While I work with Brandon McGinley on our month’s reading, here’s one good graf from Daniel Fernández Pascual and Alon Schwabe’s “Oranges Are Orange, Salmon Are Salmon” in The Paris Review.
To the west, oranges followed the path of Spanish missionaries and lent their name to Orange County and the Orange State. In California, the fruit fed the miners of the gold rush who passed through mission towns. In Florida, there were so many groves that, by 1893, the state was producing five million boxes of fruit each year. In this tropical climate—nights too humid and too hot—oranges would ripen too quickly: they were ready to be eaten while still green. And so, from the twentieth century onward, green oranges have been synthetically dyed orange, coated to match consumer expectations. Orange reveals that humans cannot imagine a species detached from its color, even when we are the ones who detach it.
I was mulling putting this into my Tiny Book Club queue, but I’m not very patient, so feel free to discuss it or share your own good grafs from your recent reading in the comments.
And meanwhile:
If you’d like to hear me and Brandon in live conversation, he’ll be my guest today as I do an hour-long radio special on the Catholic Channel for SiriusXM. I’ll be on at 3p ET to talk about how to build community, even in the midst of the pandemic.
I’ve written a one-page RPG inspired by the Sandia warning for long term storage of nuclear waste: This Is Not a Place of Honor.

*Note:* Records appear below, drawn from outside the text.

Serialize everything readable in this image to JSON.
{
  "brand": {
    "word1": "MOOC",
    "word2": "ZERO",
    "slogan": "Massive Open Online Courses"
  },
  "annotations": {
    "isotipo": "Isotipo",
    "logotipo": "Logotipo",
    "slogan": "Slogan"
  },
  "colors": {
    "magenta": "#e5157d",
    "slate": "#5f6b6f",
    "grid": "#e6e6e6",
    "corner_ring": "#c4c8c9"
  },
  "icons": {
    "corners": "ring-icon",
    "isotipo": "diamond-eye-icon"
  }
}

My husband spruced up the Tiny Book Club logo! And he also wrote a one-page RPG, but his is about tending to a plant that you will eventually send off to war.
Ex libris,
Leah
“Let it be said before resuming the prophet’s mournful tale that, for those whom the Lord is treating as He treated Osee, the day will dawn when the old initial folly will be seen as the herald of countless graces, nay more, as the very means itself of introducing the soul to its real vocation. If blunder it was to have married Gomer years ago it was a blunder provided for, a blunder precipitated and sacramentalized by God, a blunder without which the life of the soul would never have been complete, a blunder calculated to refine, to humble, and to waken trust.” from Dom Hubert Van Zeller’s “The Outspoken Ones: Twelve Prophets of Isreal and Juda”
I am currently rereading George Eliot’s “Middlemarch” while concurrently reading for the first time Brené Brown’s “Daring Greatly: How the Courage to Be Vulnerable Transforms the Way We Live, Love, Parent, and Lead.”
From “Middlemarch,” Chapter XXIX:
“He had not had much foretaste of happiness in his previous life. To know intense joy without a strong bodily frame, one must have an enthusiastic soul. Mr Casaubon had never had a strong bodily frame, and his soul was sensitive without being enthusiastic: it was too languid to thrill out of self-consciousness into passionate delight; it went on fluttering in the swampy ground where it was hatched, thinking of its wings and never flying. His experience was of that pitiable kind which shrinks from pity, and fears most of all that it should be known: it was that proud narrow sensitiveness which has not mass enough to spare for transformation into sympathy, and quivers thread-like in small currents of self-preoccupation or at best of an egoistic scrupulosity.”
I submit that if Brené Brown were to assess Mr Casaubon, she would hone in on Eliot’s phrase “fears most of all that it should be known” and diagnose Mr Casaubon with a crushing inability to be vulnerable.
Also, I share with the previous poster (Vikki W) a sense that I cannot bring myself to call a paragraph a “graf.” Pray defend this practice, Leah!
And also, is there a way I can italicize book titles in a Substack comment?